Il y avait une différence de perspective, car ce que vous voyez dépend de l’endroit où vous vous trouvez et du degré d’exposition que vous avez eue. Dans les années 1980, les Israélien.ne.s étaient prêt.e.s à nous confier toutes les fonctions de l’administration civile [la branche de l’armée Israélienne qui gouverne les territoires occupés], mais nous avons refusé ; nous avons dit que nous n’étions pas des collaborateurs.rices. Je me souviens avoir dit au gouverneur militaire de l’époque que nous étions tout à fait capables de gérer notre vie, mais que nous ne travaillerions pas sous leurs ordres.

Nous [dans les territoires] le savions, mais [les dirigeant.e.s à Tunis] ne le savaient pas. Ils pensaient qu’il s’agissait d’un processus – qu’ils passeraient d’une autonomie temporaire à la liberté, à la souveraineté, au statut d’État, etc. Abu ‘Ammar pensait : « Nous sommes assez intelligents ; donnez-moi un centimètre et je le transformerai en un mètre ». Je lui ai dit : « Tu ne connais pas les Israélien.ne.s. Ils vous promettront un centimètre et ne vous donneront pas un millimètre. »

D’une certaine manière, Arafat et les dirigeant.e.s ont été naïfs.ves, ou est-ce trop sévère ?

C’est trop sévère. Je pense qu’ils.elles pensaient en savoir plus qu’ils n’en savaient. Il y avait aussi une question d’instinct de conservation. L’OLP était confrontée à la destruction : exil, attentats, faillite, assassinats et rivalités internes. C’est une combinaison de facteurs qui a conduit Abu ‘Ammar à accepter la lettre de reconnaissance mutuelle. C’est l’un des documents que je n’avais pas vus. Quand j’ai vu la lettre, j’étais furieuse.

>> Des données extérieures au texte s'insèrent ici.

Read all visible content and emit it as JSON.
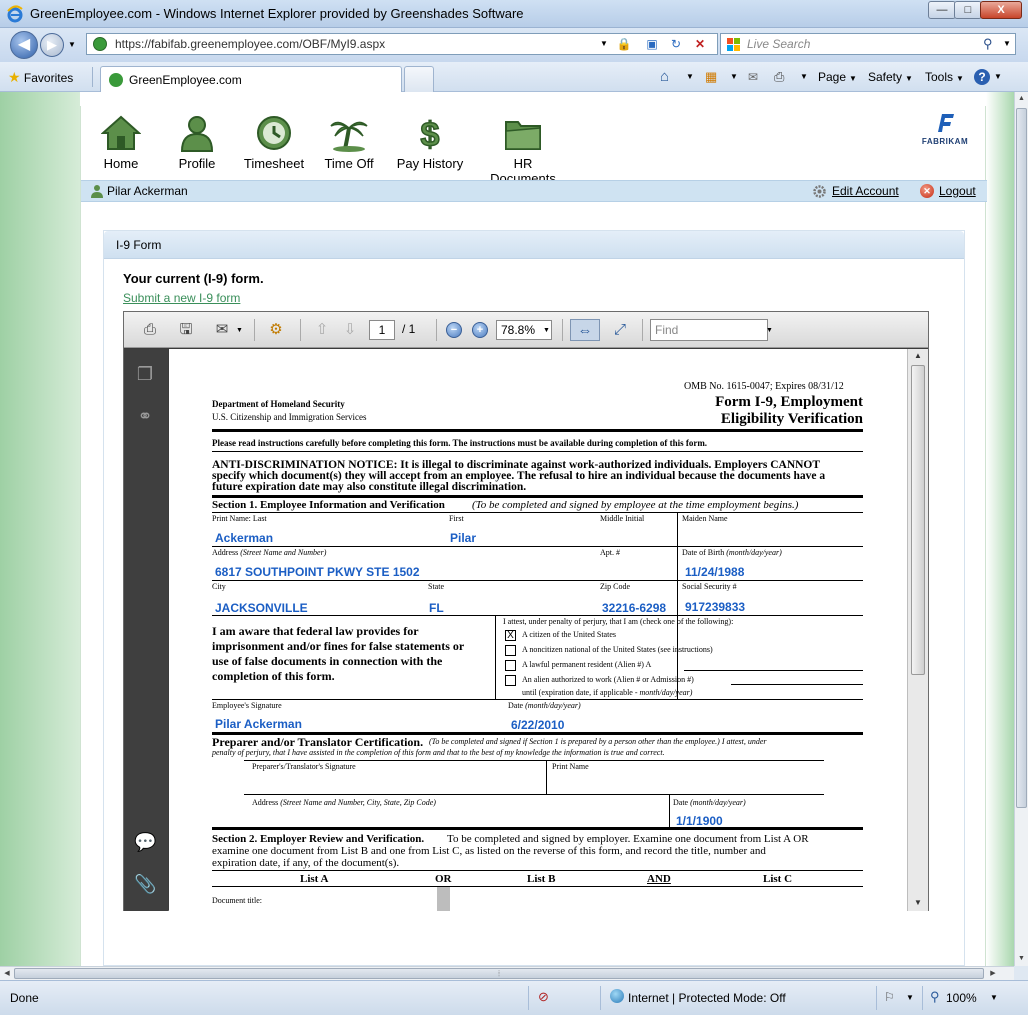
{
  "window": {
    "title": "GreenEmployee.com - Windows Internet Explorer provided by Greenshades Software",
    "minimize": "—",
    "maximize": "□",
    "close": "X"
  },
  "address": {
    "url": "https://fabifab.greenemployee.com/OBF/MyI9.aspx",
    "search_placeholder": "Live Search"
  },
  "tabs": {
    "favorites": "Favorites",
    "active_tab": "GreenEmployee.com"
  },
  "commands": {
    "page": "Page",
    "safety": "Safety",
    "tools": "Tools"
  },
  "site_nav": [
    {
      "label": "Home",
      "icon": "home-icon"
    },
    {
      "label": "Profile",
      "icon": "profile-icon"
    },
    {
      "label": "Timesheet",
      "icon": "clock-icon"
    },
    {
      "label": "Time Off",
      "icon": "palm-tree-icon"
    },
    {
      "label": "Pay History",
      "icon": "dollar-icon"
    },
    {
      "label": "HR Documents",
      "icon": "folder-icon"
    }
  ],
  "brand": {
    "name": "FABRIKAM"
  },
  "userbar": {
    "user": "Pilar Ackerman",
    "edit_account": "Edit Account",
    "logout": "Logout"
  },
  "panel": {
    "title": "I-9 Form",
    "current": "Your current (I-9) form.",
    "submit_link": "Submit a new I-9 form"
  },
  "pdf_viewer": {
    "page_current": "1",
    "page_total": "/ 1",
    "zoom": "78.8%",
    "find_placeholder": "Find"
  },
  "form": {
    "omb": "OMB No. 1615-0047; Expires 08/31/12",
    "title1": "Form I-9, Employment",
    "title2": "Eligibility Verification",
    "dept1": "Department of Homeland Security",
    "dept2": "U.S. Citizenship and Immigration Services",
    "instructions": "Please read instructions carefully before completing this form.  The instructions must be available during completion of this form.",
    "anti1": "ANTI-DISCRIMINATION NOTICE:  It is illegal to discriminate against work-authorized individuals. Employers CANNOT",
    "anti2": "specify which document(s) they will accept from an employee.  The refusal to hire an individual because the documents have  a",
    "anti3": "future expiration date may also constitute illegal discrimination.",
    "section1_title": "Section 1. Employee Information and Verification",
    "section1_note": "(To be completed and signed by employee at the time employment begins.)",
    "lbl_print_name": "Print Name:   Last",
    "lbl_first": "First",
    "lbl_middle": "Middle Initial",
    "lbl_maiden": "Maiden Name",
    "last_name": "Ackerman",
    "first_name": "Pilar",
    "lbl_address": "Address",
    "lbl_address_note": "(Street Name and Number)",
    "lbl_apt": "Apt. #",
    "lbl_dob": "Date of Birth",
    "lbl_dob_note": "(month/day/year)",
    "address": "6817 SOUTHPOINT PKWY STE 1502",
    "dob": "11/24/1988",
    "lbl_city": "City",
    "lbl_state": "State",
    "lbl_zip": "Zip Code",
    "lbl_ssn": "Social Security #",
    "city": "JACKSONVILLE",
    "state": "FL",
    "zip": "32216-6298",
    "ssn": "917239833",
    "aware1": "I am aware that federal law provides for",
    "aware2": "imprisonment and/or fines for false statements or",
    "aware3": "use of false documents in connection with the",
    "aware4": "completion of this form.",
    "attest": "I attest, under penalty of perjury, that I am (check one of the following):",
    "opt_citizen": "A citizen of the United States",
    "opt_noncitizen": "A noncitizen national of the United States (see instructions)",
    "opt_lpr": "A lawful permanent resident (Alien #) A",
    "opt_alien": "An alien authorized to work (Alien # or Admission #)",
    "until": "until (expiration date, if applicable -",
    "until_note": "month/day/year)",
    "check_mark": "X",
    "lbl_emp_sig": "Employee's Signature",
    "lbl_date": "Date",
    "lbl_date_note": "(month/day/year)",
    "emp_sig": "Pilar Ackerman",
    "emp_date": "6/22/2010",
    "prep_title": "Preparer and/or Translator Certification.",
    "prep_text1": "(To be completed and signed if Section 1 is prepared by a person other than the employee.) I attest, under",
    "prep_text2": "penalty of perjury, that I have assisted in the completion of this form and that to the best of my knowledge the information is true and correct.",
    "lbl_prep_sig": "Preparer's/Translator's Signature",
    "lbl_print_name2": "Print Name",
    "lbl_prep_addr": "Address",
    "lbl_prep_addr_note": "(Street Name and Number, City, State, Zip Code)",
    "lbl_prep_date": "Date",
    "lbl_prep_date_note": "(month/day/year)",
    "prep_date": "1/1/1900",
    "section2_title": "Section 2. Employer Review and Verification.",
    "section2_text1": "To be completed and signed by employer. Examine one document from List A OR",
    "section2_text2": "examine one document from List B and one from List C, as listed on the reverse of this form, and record the title, number and",
    "section2_text3": "expiration date, if any, of the document(s).",
    "list_a": "List A",
    "or": "OR",
    "list_b": "List B",
    "and": "AND",
    "list_c": "List C",
    "doc_title": "Document title:"
  },
  "status": {
    "done": "Done",
    "zone": "Internet | Protected Mode: Off",
    "zoom": "100%"
  }
}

Des Palestiniens manifestent devant les bureaux de l’Organisation de libération de la Palestine (OLP) dans la ville de Ramallah, en Cisjordanie, le 15 juillet 2013, contre les réunions secrètes entre des responsables de l’OLP et d’Israël. (Issam Rimawi/Flash90)

Qu’est-ce qui vous a rendu furieuse dans cette lettre ?

Elle a donné [aux Israélien.ne.s] le maximum que nous puissions donner. Elle a reconnu le droit d’Israël à exister à l’intérieur de frontières sûres, en échange de quoi ? De la reconnaissance de l’OLP en tant que leader légitime du peuple Palestinien. J’ai dit à Arafat que l’OLP était une organisation que nous avions créée, que nous l’aimions, que nous lui étions loyaux, que nous la servions, que nous la protégions, que des gens avaient été tués en la défendant, mais que ce n’était pas l’objectif. L’objectif est l’autodétermination. Il m’a dit : « L’OLP est la solution ».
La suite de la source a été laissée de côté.